In 1999, a professor of psychology at the University of Illinois, Dan Simons, and a colleague, Chris Chabris published the result of a study on selective attention. They coined the phrase “inattentional blindness.” They asked subjects to watch a video of six people passing two basketballs. One team was dressed in white shirts and the other team was dressed in black shirts. The subjects were instructed to count how many times the three players wearing white shirts passed the basketball while ignoring players wearing black as they passed their own ball. In the middle of the video, a person wearing a gorilla suit walked into the picture, beat its chest and walked off. They found that 50% of the subjects failed to notice the person in the gorilla suit.
This phenomenon has often been cited by attorneys questioning witnesses to a crime. It is been proven over and over that at least 50% of the time, the viewers of an activity, especially a fast moving activity, like a crime, don’t remember seeing what was right in front of them.

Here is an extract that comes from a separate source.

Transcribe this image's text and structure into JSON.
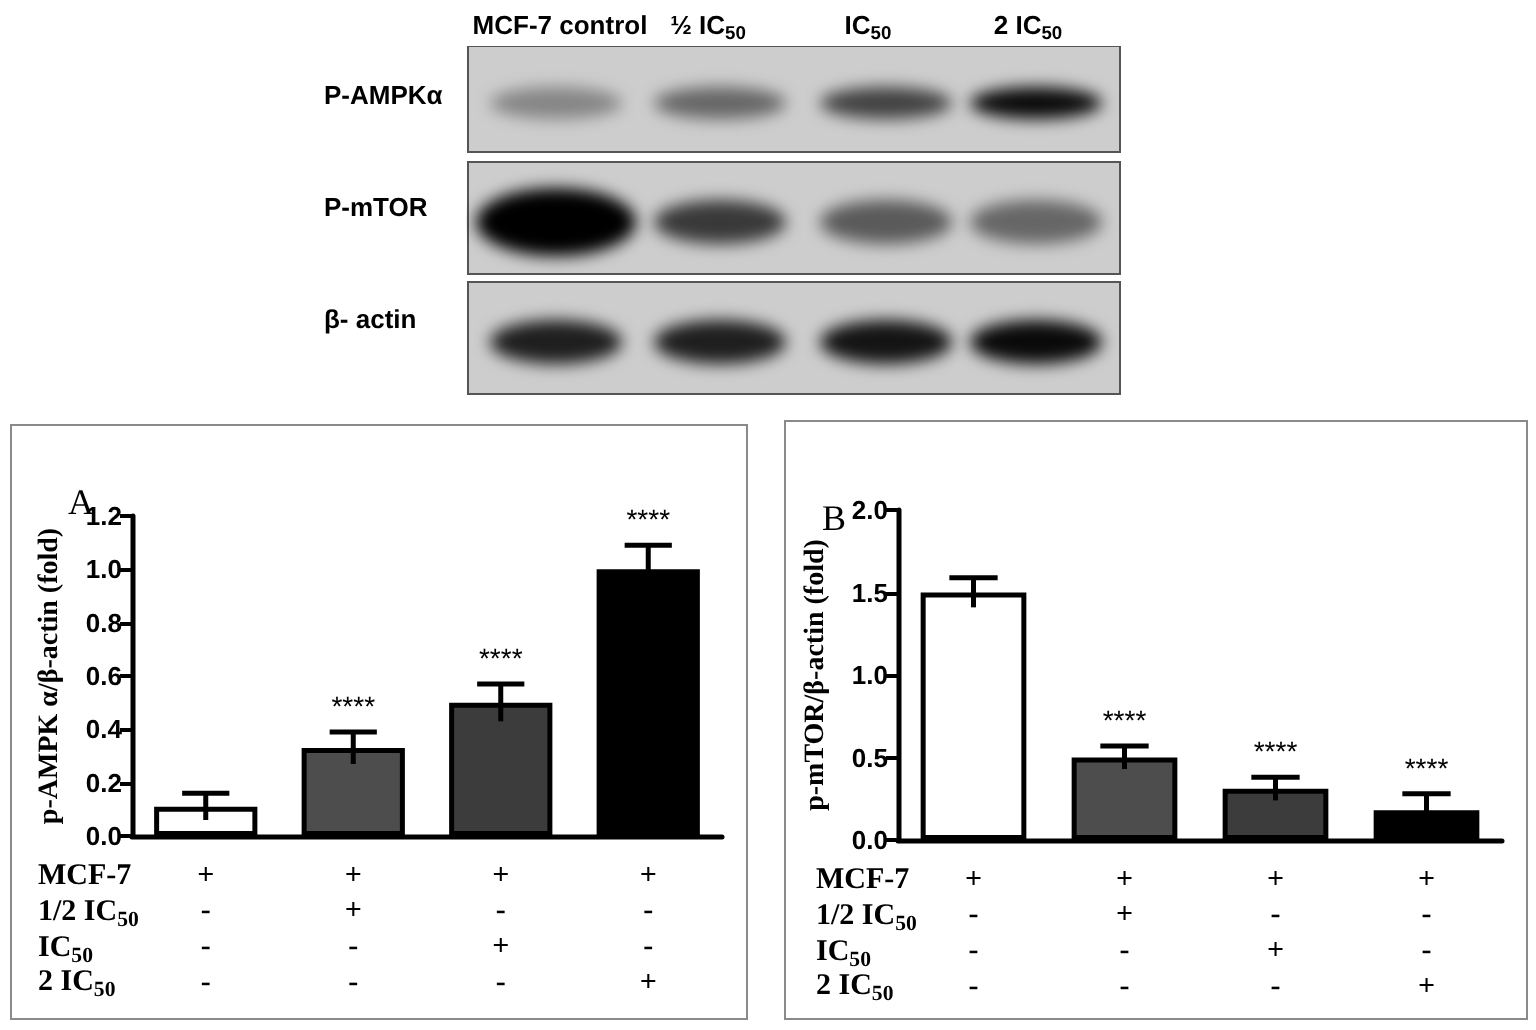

So how does this affect your interviewing? Well, it’s really quite simple. You need to be aware that any interviewing or hiring authority has a number of key issues they are “watching” for. These issues can range anywhere from looking for a particular type of experience all the way to trying to avoid someone who has had too many jobs, lives far away from the place of employment, or doesn’t have a degree.
Candidates can do the same thing. They will often tell us they want to “avoid” one or two particular issues they think had something to do with the “bad experience” they just had at the company they are leaving or have left. For instance, candidates who had to leave a small company for any reason tell us they want to go to work for a big company with stability. They think there is more stability in larger companies than there is in smaller ones. Candidates simply want to avoid what they think just burned them.
What happens to both parties in situations like this is that they will focus their attention so much on what they want to try to avoid that they miss the “gorrilla.”
I can’t tell you the number of interviewing and hiring authorities who have missed understanding a very important part of a candidates experience or background… the part that could really help them… because they got hung up on focusing on one or two aspects of the candidate they were concerned about. We have candidates who will get so focused on one or two issues of a company, a job or a hiring authority that they miss important qualities of the company.
As a candidate, you need to realize if you have any risk factors like being out of work for an extended period of time, having had three jobs in three years, being fired, etc., a hiring authority is going to automatically focus on that issue and there’s a good chance they will not see the qualities or experience that make you a good candidate. By knowing this, you will be able to emphasize those strengths and qualities so that the hiring authority will see them.
Know what your risk factors are in the eyes of the hiring authority. Realize they may get so focused on those, they don’t see the reasons you are a quality candidate. Don’t be a victim of inattentional blindness.